[A close parallel with the suggestion set forth above may be found in the position on the Council of the Indian Viceroy of the Indian Commander-in-Chief.]

For the purpose of bringing these Ministers into immediate contact with Parliament and at the same time of keeping them free from being involved in daily party debates and divisions, I advocate that they should be created members of the House of Lords.

[The feasibility of this suggestion is, I think, to a large extent illustrated by the positions now held in the House of Lords by his Royal Highness the Duke of Cambridge and Lord Wolseley. Possibly also in former days similar positions were to some extent maintained, without inconvenience, by the Duke of Wellington and Lord Hardinge.]

These two Ministers would each of them be assisted by (among other officers) (1) a chief of the staff whose duties will be sketched below, and (2) a financial secretary, with a seat in the House of Commons, whose duty it would be to explain and, if necessary, to defend in that assembly naval or military administration in detail.
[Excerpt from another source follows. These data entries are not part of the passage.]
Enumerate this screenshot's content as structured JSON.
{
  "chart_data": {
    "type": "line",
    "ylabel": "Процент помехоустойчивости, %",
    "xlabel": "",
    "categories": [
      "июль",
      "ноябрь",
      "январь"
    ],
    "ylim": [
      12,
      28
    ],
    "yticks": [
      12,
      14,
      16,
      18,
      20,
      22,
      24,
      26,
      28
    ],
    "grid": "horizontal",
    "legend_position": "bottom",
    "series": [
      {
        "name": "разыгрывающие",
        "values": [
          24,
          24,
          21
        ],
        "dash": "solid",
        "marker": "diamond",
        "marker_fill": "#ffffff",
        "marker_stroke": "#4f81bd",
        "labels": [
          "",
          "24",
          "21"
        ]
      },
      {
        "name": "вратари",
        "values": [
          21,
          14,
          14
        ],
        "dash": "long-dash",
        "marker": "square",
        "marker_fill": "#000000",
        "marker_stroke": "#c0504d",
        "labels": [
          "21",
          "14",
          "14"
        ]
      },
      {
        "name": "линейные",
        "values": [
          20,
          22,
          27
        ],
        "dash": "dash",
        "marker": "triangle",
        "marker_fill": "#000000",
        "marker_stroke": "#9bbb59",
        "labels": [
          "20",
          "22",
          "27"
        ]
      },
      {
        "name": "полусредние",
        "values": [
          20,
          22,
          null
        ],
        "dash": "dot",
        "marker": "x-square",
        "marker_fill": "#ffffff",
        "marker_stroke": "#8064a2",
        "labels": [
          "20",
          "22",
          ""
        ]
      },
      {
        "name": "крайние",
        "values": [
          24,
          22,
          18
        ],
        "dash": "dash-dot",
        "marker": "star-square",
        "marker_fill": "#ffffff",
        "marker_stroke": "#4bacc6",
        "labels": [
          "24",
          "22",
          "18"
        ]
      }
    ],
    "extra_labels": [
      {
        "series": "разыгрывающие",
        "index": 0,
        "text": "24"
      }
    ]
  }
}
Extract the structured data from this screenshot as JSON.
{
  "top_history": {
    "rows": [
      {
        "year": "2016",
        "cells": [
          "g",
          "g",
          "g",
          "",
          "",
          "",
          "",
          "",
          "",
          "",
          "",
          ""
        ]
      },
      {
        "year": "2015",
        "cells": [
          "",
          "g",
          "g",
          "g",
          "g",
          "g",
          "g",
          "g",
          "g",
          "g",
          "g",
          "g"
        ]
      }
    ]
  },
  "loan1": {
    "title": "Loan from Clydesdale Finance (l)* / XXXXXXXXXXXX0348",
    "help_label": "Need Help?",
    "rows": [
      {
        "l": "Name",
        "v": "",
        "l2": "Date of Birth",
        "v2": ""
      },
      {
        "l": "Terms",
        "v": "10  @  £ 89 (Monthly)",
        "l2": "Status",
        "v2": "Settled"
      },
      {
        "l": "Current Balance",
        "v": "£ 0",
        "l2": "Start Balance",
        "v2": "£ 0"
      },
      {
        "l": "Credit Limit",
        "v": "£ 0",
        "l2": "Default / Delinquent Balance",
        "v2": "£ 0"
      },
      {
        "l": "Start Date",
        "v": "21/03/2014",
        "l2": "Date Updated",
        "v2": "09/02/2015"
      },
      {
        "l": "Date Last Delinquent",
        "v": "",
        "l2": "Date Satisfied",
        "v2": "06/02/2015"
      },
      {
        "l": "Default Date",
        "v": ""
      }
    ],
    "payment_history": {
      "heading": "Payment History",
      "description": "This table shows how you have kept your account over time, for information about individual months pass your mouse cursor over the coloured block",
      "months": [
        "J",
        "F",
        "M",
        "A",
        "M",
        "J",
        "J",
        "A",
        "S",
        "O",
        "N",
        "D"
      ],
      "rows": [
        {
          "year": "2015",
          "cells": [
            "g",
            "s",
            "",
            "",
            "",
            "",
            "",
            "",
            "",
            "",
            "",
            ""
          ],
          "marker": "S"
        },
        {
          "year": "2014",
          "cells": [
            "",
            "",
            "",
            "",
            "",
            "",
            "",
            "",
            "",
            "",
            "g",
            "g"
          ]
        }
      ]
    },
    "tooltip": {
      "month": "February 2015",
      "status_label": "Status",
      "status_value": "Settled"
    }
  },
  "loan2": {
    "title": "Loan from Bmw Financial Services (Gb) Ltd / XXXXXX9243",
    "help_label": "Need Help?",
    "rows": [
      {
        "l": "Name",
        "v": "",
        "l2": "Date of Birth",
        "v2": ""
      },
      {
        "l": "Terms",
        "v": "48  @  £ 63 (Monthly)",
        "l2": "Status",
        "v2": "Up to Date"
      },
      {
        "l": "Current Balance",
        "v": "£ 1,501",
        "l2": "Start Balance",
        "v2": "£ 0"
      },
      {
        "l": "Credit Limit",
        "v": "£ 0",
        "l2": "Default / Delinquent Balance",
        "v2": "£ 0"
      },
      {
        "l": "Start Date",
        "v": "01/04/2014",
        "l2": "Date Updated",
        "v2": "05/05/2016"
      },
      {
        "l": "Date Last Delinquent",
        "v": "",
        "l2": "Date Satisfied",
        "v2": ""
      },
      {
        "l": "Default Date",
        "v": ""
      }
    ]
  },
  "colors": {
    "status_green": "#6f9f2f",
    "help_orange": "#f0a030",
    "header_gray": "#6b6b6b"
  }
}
III. For the purpose of (1) preserving and insuring the financial control of Parliament and of the Government, of (2) supplying the much-needed link between the two services, so that one great object—viz., Imperial defence—should be more completely attained, I propose that there should be created the office of Secretary of State and Treasurer for the Sea and Land Forces of the Crown.

This Minister would, according to my view, settle with the responsible heads of the services the amount of annual expenditure to be submitted to the Cabinet; he would be charged with the duty of auditing the accounts of the Admiralty and the War Office, with presenting to and defending in Parliament those estimates and that expenditure. He would be charged, further, with a third great duty—viz., with the control, management of, and responsibility for, the Ordnance Department, and with the making of the great contracts for the Army and the Navy. He would, as it were, set up and carry on a great shop from which the military and naval heads would procure most of the supplies which they needed.

The main outlines of expenditure having been agreed upon by the two professional Ministers in conjunction with the proposed Secretary of State, this latter would not interfere nor necessarily be held responsible for the administration of the services, excepting in so far as he might have undertaken to provide those services with ordnance and other supplies and in so far as his duty lay in auditing the accounts and in testing the stores in hand.

The Secretary of State as proposed would be assisted by (1) a Permanent Under-Secretary of State, (2) a Parliamentary Under-Secretary of State, (3) an Accountant and Auditor-General, (4) a Controller of Ordnance and Supplies, under whom would be (a) the Head of the Ordnance Factories, (b) the Director of Contracts.

The control and interference now exercised by the Treasury over Army and Navy expenditure would, under the proposed scheme, cease and determine. So also would the audit of the Controller or Auditor-General. I suggest that the Secretary of State, or his Accountant and Auditor-General would personally explain to Parliament and to the Committee of Public Account, Army and Navy Expenditure.

The relations between the proposed Ministers for the Army and Navy on one hand, and the Government on the other, would be closely analogous to the well-understood relations which now exist between the Home Government and the Viceroy of India or the Ambassador at a Foreign Court or a Colonial Governor. The Ministers for the Army and Navy might be dismissed by a new Government coming into office, but such a dismissal would be a grave Ministerial action requiring defence and explanation in Parliament.